Even in the snow, people want their falafel

Elrafal serves falafel, gyro, and his mother’s recipe for ful medames, a traditional Egyptian street food of stewed fava beans that is so good, it will make you rethink your relationship to legumes. The guy is really cooking. His falafel is spiced with whole cardamom seeds and accompanied by distinctly seasoned red cabbage, banana peppers, and vinegary lettuce. It’s wrapped in a thinner pita than the gyros, which get a puffier pita bread. Elrafal takes pride in his product.

Ful medames and a falafel sandwich

In the warm weather, he hangs a parakeet cage and he had built a little wooden deck where customers could stand at the truck’s window, but the County came around, told him he needed a permit, and that it would cost $2500. For a guy who sells beans, from a panel truck. The day we visited, Elrafal apologized for making us stand on a crumbling patch of asphalt and the rubber mats covering his power line. So good job there, a non-existent problem not solved.

The suburbs are not comfortable with low overhead. Food carts, corner vendors, itinerant knife sharpeners, and road verge farm stands are suspect.  But from mild disorder comes vitality and possibly success. Last summer farm stands were nearly thrown off the street sides until locavores spoke up. Irene’s pupusas in Wheaton is a classic boot-strap story. She started selling from a cart at soccer games, moved up to a panel truck, eventually to three different storefront locations, and has expanded into a nightclub.

The Clayboys shave ice stand in downtown Bethesda, a summer landmark that sets up outside the fountain at Barnes and Noble (watch John Styer sling syrup here), ran into some permit issues a few summers ago, but since the ices are well-loved by Bethesda children, this bit of civic disorder was given permit dispensation.

And I’m almost afraid to mention Jennifer’s Antojito truck that occasionally parks on River Road. Kids sneak out the back of Whitman to buy tacos and burritos. Why doesn’t he just park out in front of the school? Probably because his first market is the Hispanic workers paving the neighborhood with granite countertop, but also because—imagine the neighborhood outcry.

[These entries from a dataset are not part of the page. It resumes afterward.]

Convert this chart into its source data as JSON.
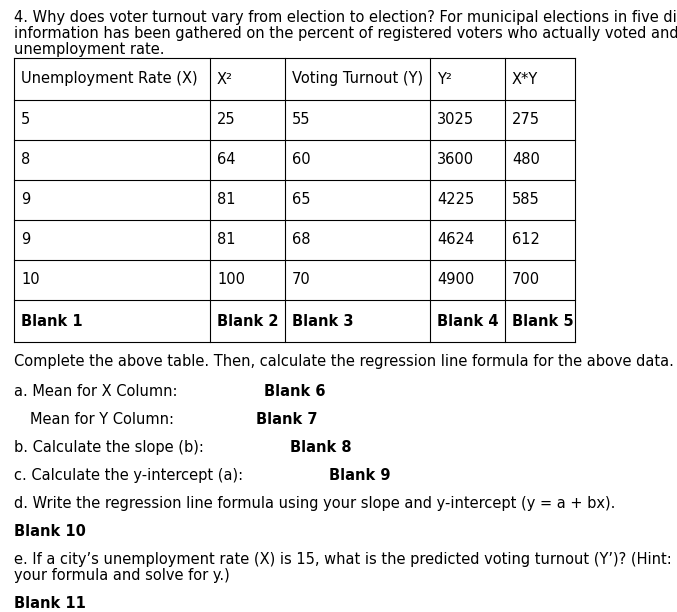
{
  "intro_line1": "4. Why does voter turnout vary from election to election? For municipal elections in five different cities,",
  "intro_line2": "information has been gathered on the percent of registered voters who actually voted and the",
  "intro_line3": "unemployment rate.",
  "table_headers": [
    "Unemployment Rate (X)",
    "X²",
    "Voting Turnout (Y)",
    "Y²",
    "X*Y"
  ],
  "table_rows": [
    [
      "5",
      "25",
      "55",
      "3025",
      "275"
    ],
    [
      "8",
      "64",
      "60",
      "3600",
      "480"
    ],
    [
      "9",
      "81",
      "65",
      "4225",
      "585"
    ],
    [
      "9",
      "81",
      "68",
      "4624",
      "612"
    ],
    [
      "10",
      "100",
      "70",
      "4900",
      "700"
    ]
  ],
  "blank_row": [
    "Blank 1",
    "Blank 2",
    "Blank 3",
    "Blank 4",
    "Blank 5"
  ],
  "below_table": "Complete the above table. Then, calculate the regression line formula for the above data.",
  "background_color": "#ffffff",
  "text_color": "#000000",
  "font_size": 10.5,
  "font_family": "DejaVu Sans"
}
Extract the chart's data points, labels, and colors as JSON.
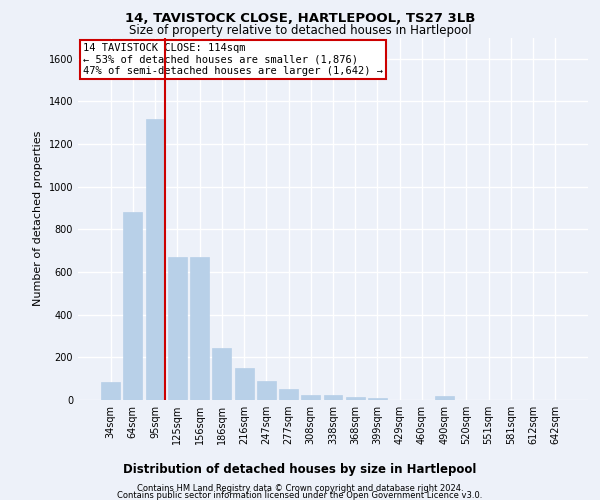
{
  "title": "14, TAVISTOCK CLOSE, HARTLEPOOL, TS27 3LB",
  "subtitle": "Size of property relative to detached houses in Hartlepool",
  "xlabel": "Distribution of detached houses by size in Hartlepool",
  "ylabel": "Number of detached properties",
  "categories": [
    "34sqm",
    "64sqm",
    "95sqm",
    "125sqm",
    "156sqm",
    "186sqm",
    "216sqm",
    "247sqm",
    "277sqm",
    "308sqm",
    "338sqm",
    "368sqm",
    "399sqm",
    "429sqm",
    "460sqm",
    "490sqm",
    "520sqm",
    "551sqm",
    "581sqm",
    "612sqm",
    "642sqm"
  ],
  "values": [
    85,
    880,
    1320,
    670,
    670,
    245,
    148,
    88,
    52,
    25,
    22,
    14,
    10,
    0,
    0,
    18,
    0,
    0,
    0,
    0,
    0
  ],
  "bar_color": "#b8d0e8",
  "vline_bar_index": 2,
  "vline_color": "#cc0000",
  "annotation_text": "14 TAVISTOCK CLOSE: 114sqm\n← 53% of detached houses are smaller (1,876)\n47% of semi-detached houses are larger (1,642) →",
  "annotation_box_color": "#ffffff",
  "annotation_border_color": "#cc0000",
  "ylim": [
    0,
    1700
  ],
  "yticks": [
    0,
    200,
    400,
    600,
    800,
    1000,
    1200,
    1400,
    1600
  ],
  "background_color": "#edf1f9",
  "grid_color": "#ffffff",
  "title_fontsize": 9.5,
  "subtitle_fontsize": 8.5,
  "ylabel_fontsize": 8,
  "xlabel_fontsize": 8.5,
  "tick_fontsize": 7,
  "annotation_fontsize": 7.5,
  "footer_fontsize": 6,
  "footer_line1": "Contains HM Land Registry data © Crown copyright and database right 2024.",
  "footer_line2": "Contains public sector information licensed under the Open Government Licence v3.0."
}
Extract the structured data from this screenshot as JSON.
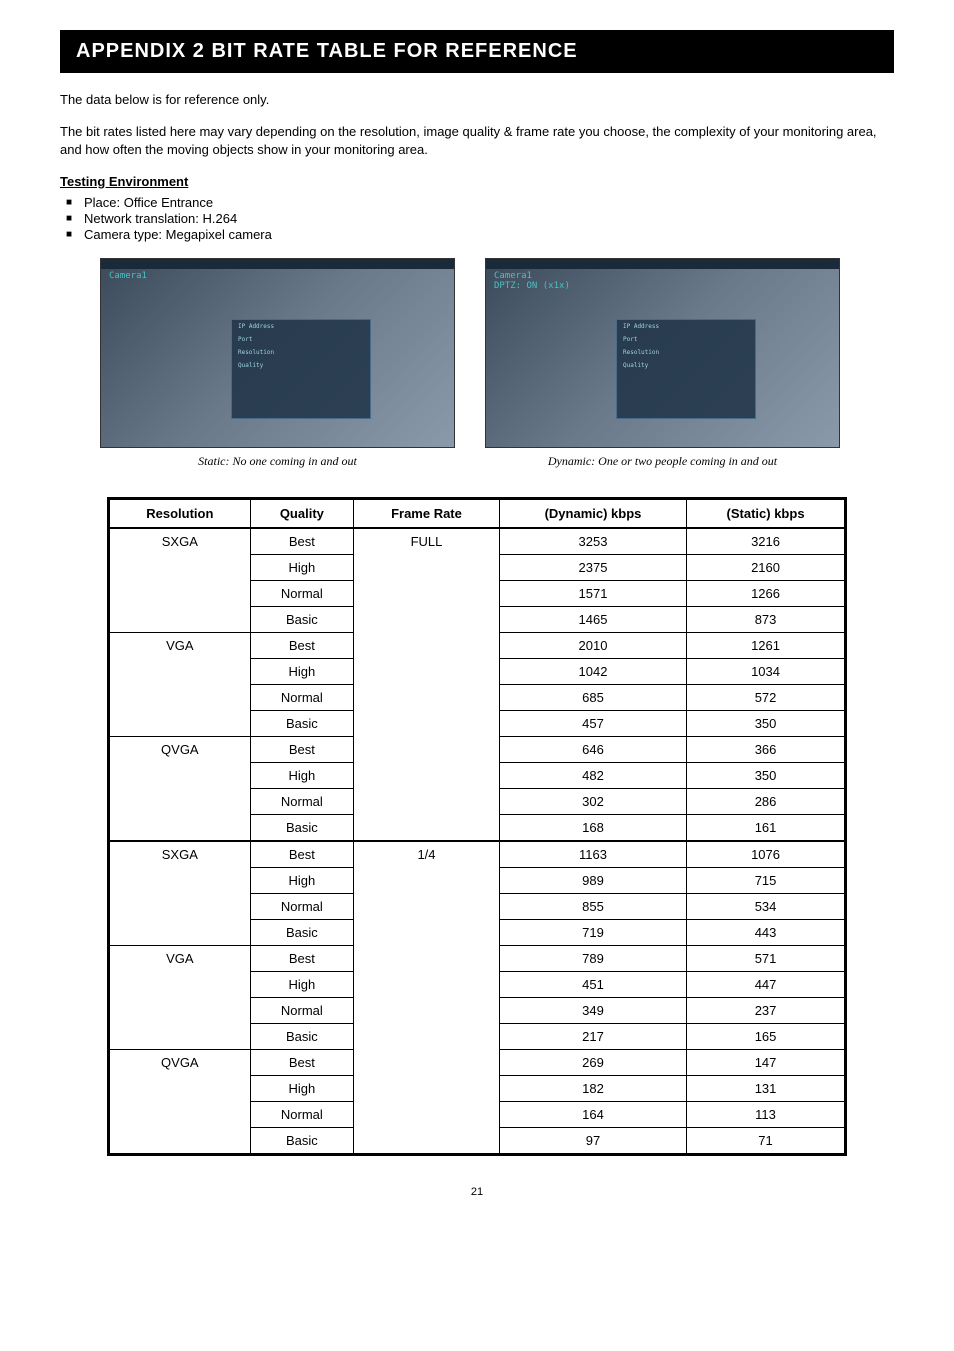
{
  "header": {
    "title": "APPENDIX 2 BIT RATE TABLE FOR REFERENCE"
  },
  "intro": {
    "line1": "The data below is for reference only.",
    "line2": "The bit rates listed here may vary depending on the resolution, image quality & frame rate you choose, the complexity of your monitoring area, and how often the moving objects show in your monitoring area."
  },
  "env": {
    "heading": "Testing Environment",
    "items": [
      "Place: Office Entrance",
      "Network translation: H.264",
      "Camera type: Megapixel camera"
    ]
  },
  "images": {
    "left": {
      "camera_label": "Camera1",
      "caption": "Static: No one coming in and out"
    },
    "right": {
      "camera_label": "Camera1\nDPTZ: ON (x1x)",
      "caption": "Dynamic: One or two people coming in and out"
    }
  },
  "table": {
    "columns": [
      "Resolution",
      "Quality",
      "Frame Rate",
      "(Dynamic) kbps",
      "(Static) kbps"
    ],
    "rows": [
      {
        "res": "SXGA",
        "quality": "Best",
        "rate": "FULL",
        "dyn": "3253",
        "stat": "3216",
        "res_rowspan": 4,
        "rate_rowspan": 12,
        "section_start": true
      },
      {
        "res": "",
        "quality": "High",
        "rate": "",
        "dyn": "2375",
        "stat": "2160"
      },
      {
        "res": "",
        "quality": "Normal",
        "rate": "",
        "dyn": "1571",
        "stat": "1266"
      },
      {
        "res": "",
        "quality": "Basic",
        "rate": "",
        "dyn": "1465",
        "stat": "873"
      },
      {
        "res": "VGA",
        "quality": "Best",
        "rate": "",
        "dyn": "2010",
        "stat": "1261",
        "res_rowspan": 4
      },
      {
        "res": "",
        "quality": "High",
        "rate": "",
        "dyn": "1042",
        "stat": "1034"
      },
      {
        "res": "",
        "quality": "Normal",
        "rate": "",
        "dyn": "685",
        "stat": "572"
      },
      {
        "res": "",
        "quality": "Basic",
        "rate": "",
        "dyn": "457",
        "stat": "350"
      },
      {
        "res": "QVGA",
        "quality": "Best",
        "rate": "",
        "dyn": "646",
        "stat": "366",
        "res_rowspan": 4
      },
      {
        "res": "",
        "quality": "High",
        "rate": "",
        "dyn": "482",
        "stat": "350"
      },
      {
        "res": "",
        "quality": "Normal",
        "rate": "",
        "dyn": "302",
        "stat": "286"
      },
      {
        "res": "",
        "quality": "Basic",
        "rate": "",
        "dyn": "168",
        "stat": "161"
      },
      {
        "res": "SXGA",
        "quality": "Best",
        "rate": "1/4",
        "dyn": "1163",
        "stat": "1076",
        "res_rowspan": 4,
        "rate_rowspan": 12,
        "section_start": true
      },
      {
        "res": "",
        "quality": "High",
        "rate": "",
        "dyn": "989",
        "stat": "715"
      },
      {
        "res": "",
        "quality": "Normal",
        "rate": "",
        "dyn": "855",
        "stat": "534"
      },
      {
        "res": "",
        "quality": "Basic",
        "rate": "",
        "dyn": "719",
        "stat": "443"
      },
      {
        "res": "VGA",
        "quality": "Best",
        "rate": "",
        "dyn": "789",
        "stat": "571",
        "res_rowspan": 4
      },
      {
        "res": "",
        "quality": "High",
        "rate": "",
        "dyn": "451",
        "stat": "447"
      },
      {
        "res": "",
        "quality": "Normal",
        "rate": "",
        "dyn": "349",
        "stat": "237"
      },
      {
        "res": "",
        "quality": "Basic",
        "rate": "",
        "dyn": "217",
        "stat": "165"
      },
      {
        "res": "QVGA",
        "quality": "Best",
        "rate": "",
        "dyn": "269",
        "stat": "147",
        "res_rowspan": 4
      },
      {
        "res": "",
        "quality": "High",
        "rate": "",
        "dyn": "182",
        "stat": "131"
      },
      {
        "res": "",
        "quality": "Normal",
        "rate": "",
        "dyn": "164",
        "stat": "113"
      },
      {
        "res": "",
        "quality": "Basic",
        "rate": "",
        "dyn": "97",
        "stat": "71"
      }
    ]
  },
  "page_number": "21"
}
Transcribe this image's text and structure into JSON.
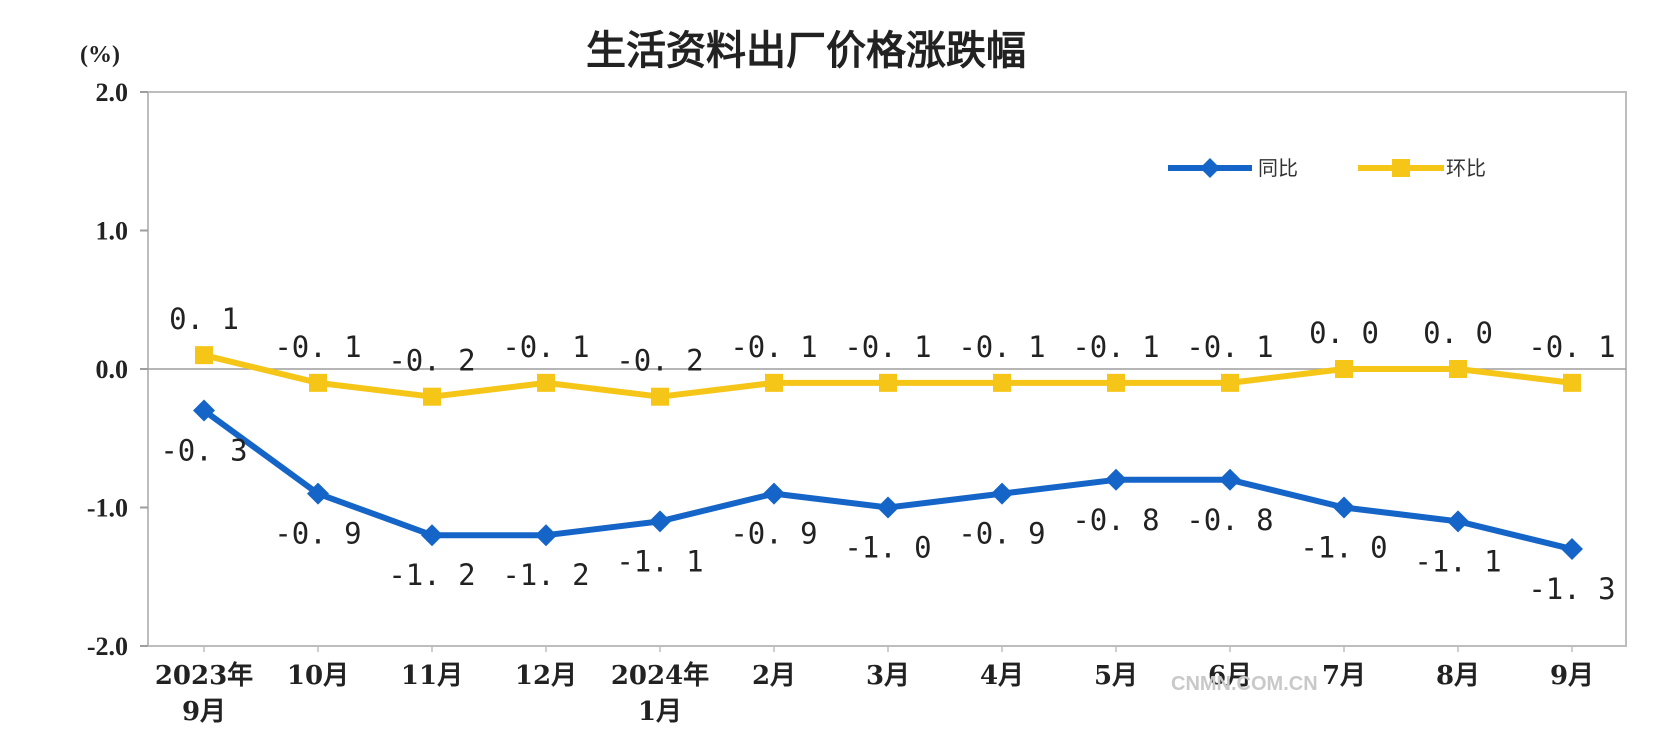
{
  "chart_data": {
    "type": "line",
    "title": "生活资料出厂价格涨跌幅",
    "unit_label": "(%)",
    "ylim": [
      -2.0,
      2.0
    ],
    "yticks": [
      "2.0",
      "1.0",
      "0.0",
      "-1.0",
      "-2.0"
    ],
    "y_tick_values": [
      2.0,
      1.0,
      0.0,
      -1.0,
      -2.0
    ],
    "categories": [
      [
        "2023年",
        "9月"
      ],
      [
        "10月"
      ],
      [
        "11月"
      ],
      [
        "12月"
      ],
      [
        "2024年",
        "1月"
      ],
      [
        "2月"
      ],
      [
        "3月"
      ],
      [
        "4月"
      ],
      [
        "5月"
      ],
      [
        "6月"
      ],
      [
        "7月"
      ],
      [
        "8月"
      ],
      [
        "9月"
      ]
    ],
    "series": [
      {
        "name": "同比",
        "color": "#1565c8",
        "marker": "diamond",
        "values": [
          -0.3,
          -0.9,
          -1.2,
          -1.2,
          -1.1,
          -0.9,
          -1.0,
          -0.9,
          -0.8,
          -0.8,
          -1.0,
          -1.1,
          -1.3
        ],
        "labels": [
          "-0. 3",
          "-0. 9",
          "-1. 2",
          "-1. 2",
          "-1. 1",
          "-0. 9",
          "-1. 0",
          "-0. 9",
          "-0. 8",
          "-0. 8",
          "-1. 0",
          "-1. 1",
          "-1. 3"
        ],
        "label_position": "below"
      },
      {
        "name": "环比",
        "color": "#f5c518",
        "marker": "square",
        "values": [
          0.1,
          -0.1,
          -0.2,
          -0.1,
          -0.2,
          -0.1,
          -0.1,
          -0.1,
          -0.1,
          -0.1,
          0.0,
          0.0,
          -0.1
        ],
        "labels": [
          "0. 1",
          "-0. 1",
          "-0. 2",
          "-0. 1",
          "-0. 2",
          "-0. 1",
          "-0. 1",
          "-0. 1",
          "-0. 1",
          "-0. 1",
          "0. 0",
          "0. 0",
          "-0. 1"
        ],
        "label_position": "above"
      }
    ],
    "grid": false,
    "zero_line": true,
    "legend_position": "top-right",
    "watermark": "CNMN.COM.CN"
  }
}
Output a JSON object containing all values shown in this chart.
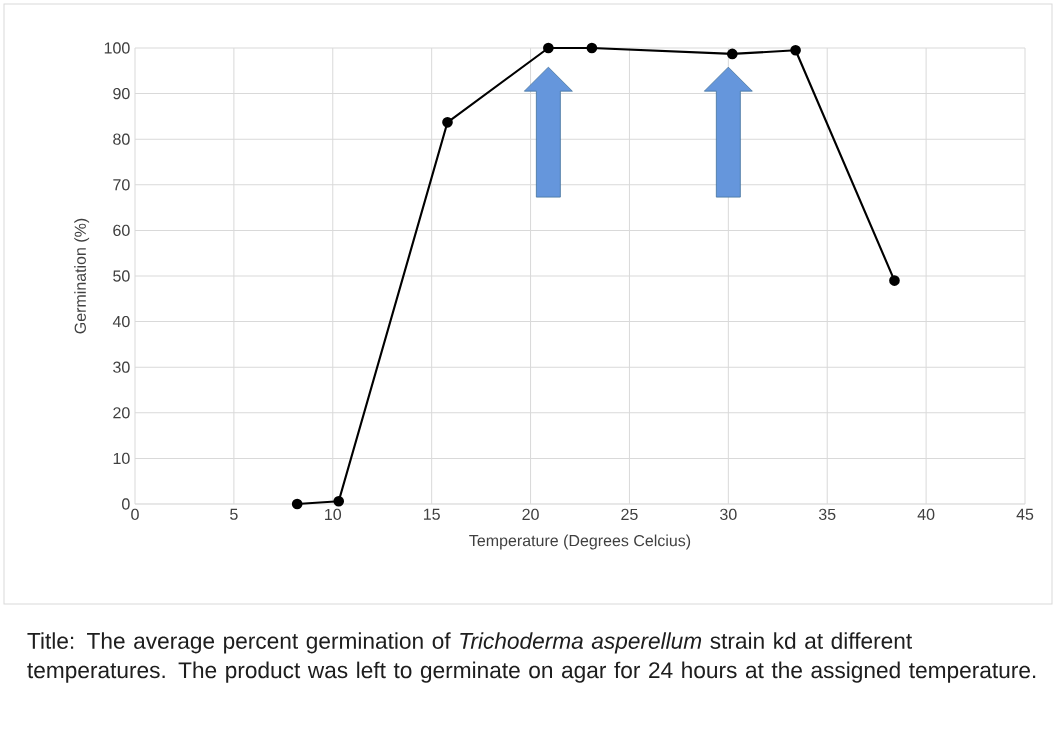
{
  "chart_data": {
    "type": "line",
    "xlabel": "Temperature (Degrees Celcius)",
    "ylabel": "Germination (%)",
    "x": [
      8.2,
      10.3,
      15.8,
      20.9,
      23.1,
      30.2,
      33.4,
      38.4
    ],
    "series": [
      {
        "color": "#000000",
        "values": [
          0,
          0.6,
          83.7,
          100,
          100,
          98.7,
          99.5,
          49
        ]
      }
    ],
    "xlim": [
      0,
      45
    ],
    "xticks": [
      0,
      5,
      10,
      15,
      20,
      25,
      30,
      35,
      40,
      45
    ],
    "ylim": [
      0,
      100
    ],
    "yticks": [
      0,
      10,
      20,
      30,
      40,
      50,
      60,
      70,
      80,
      90,
      100
    ],
    "grid": true,
    "marker": "circle",
    "line_style": "solid",
    "annotations": [
      "Title: The average percent germination of *Trichoderma asperellum* strain kd at different temperatures. The product was left to germinate on agar for 24 hours at the assigned temperature."
    ]
  }
}
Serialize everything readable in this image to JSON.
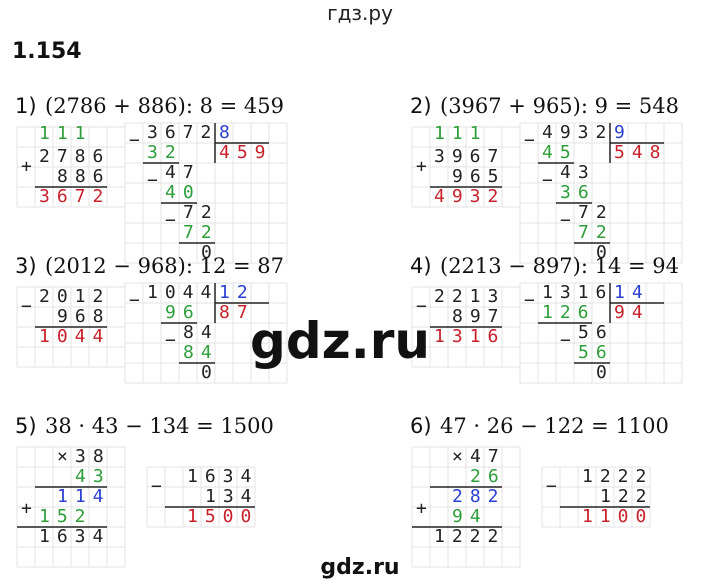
{
  "header": {
    "site": "гдз.ру",
    "number": "1.154"
  },
  "problems": [
    {
      "label": "1)",
      "expression": "(2786 + 886): 8 = 459",
      "column": {
        "op": "add",
        "sign": "+",
        "marks": "111",
        "rows": [
          "2786",
          "886"
        ],
        "result": "3672"
      },
      "division": {
        "sign": "−",
        "dividend": "3672",
        "divisor": "8",
        "quotient": "459",
        "steps": [
          "32",
          "47",
          "40",
          "72",
          "72",
          "0"
        ]
      }
    },
    {
      "label": "2)",
      "expression": "(3967 + 965): 9 = 548",
      "column": {
        "op": "add",
        "sign": "+",
        "marks": "111",
        "rows": [
          "3967",
          "965"
        ],
        "result": "4932"
      },
      "division": {
        "sign": "−",
        "dividend": "4932",
        "divisor": "9",
        "quotient": "548",
        "steps": [
          "45",
          "43",
          "36",
          "72",
          "72",
          "0"
        ]
      }
    },
    {
      "label": "3)",
      "expression": "(2012 − 968): 12 = 87",
      "column": {
        "op": "sub",
        "sign": "−",
        "rows": [
          "2012",
          "968"
        ],
        "result": "1044"
      },
      "division": {
        "sign": "−",
        "dividend": "1044",
        "divisor": "12",
        "quotient": "87",
        "steps": [
          "96",
          "84",
          "84",
          "0"
        ]
      }
    },
    {
      "label": "4)",
      "expression": "(2213 − 897): 14 = 94",
      "column": {
        "op": "sub",
        "sign": "−",
        "rows": [
          "2213",
          "897"
        ],
        "result": "1316"
      },
      "division": {
        "sign": "−",
        "dividend": "1316",
        "divisor": "14",
        "quotient": "94",
        "steps": [
          "126",
          "56",
          "56",
          "0"
        ]
      }
    },
    {
      "label": "5)",
      "expression": "38 · 43 − 134 = 1500",
      "column": {
        "op": "mul",
        "sign": "×",
        "sum_sign": "+",
        "rows": [
          "38",
          "43"
        ],
        "partials": [
          "114",
          "152"
        ],
        "result": "1634"
      },
      "second": {
        "sign": "−",
        "rows": [
          "1634",
          "134"
        ],
        "result": "1500"
      }
    },
    {
      "label": "6)",
      "expression": "47 · 26 − 122 = 1100",
      "column": {
        "op": "mul",
        "sign": "×",
        "sum_sign": "+",
        "rows": [
          "47",
          "26"
        ],
        "partials": [
          "282",
          "94"
        ],
        "result": "1222"
      },
      "second": {
        "sign": "−",
        "rows": [
          "1222",
          "122"
        ],
        "result": "1100"
      }
    }
  ],
  "watermark": "gdz.ru",
  "footer": "gdz.ru"
}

But other communities have recognized that food carts can add economic and social vitality. Los Angeles is setting up a mobile food court and the City of Portland just released this study as a baseline measurement of land use and other issues. The report is well-summarized here, and sees a planning role in:

  • identifying possible cart locations
  • connecting cart operators with existing programs
  • promoting innovative urban design elements that support food carts.

This last one is the most interesting. Know a dead corner that would benefit from a good hot dog? Let us know.

By the way, this is not a new idea, food carts have a creditable history in American cities and, dating to 1893, Haven Brothers in Providence, Rhode Island is the granddaddy of them all. As described online: “An aluminum pick up truck masquerading as a diner that serves the greasiest food imaginable to Providence’s wastoids, insomniacs and street walkers.” Aaah, city life.

3 Responses to “Suburban Food Trucks”

  1. Richard Layman

    Interesting how you don’t mention the banning of food trucks in Prince George’s County, perhaps as an anti-Latino thing, as well as the fit and start experiments with improving the quality and range of offerings of food carts in DC.

  2. claudia kousoulas

    I didn’t know this was an issue in Prince George’s; I’m glad you brought forward. I think this is all part of renegotiating our relationship with the suburbs–people, food, appearance, and function.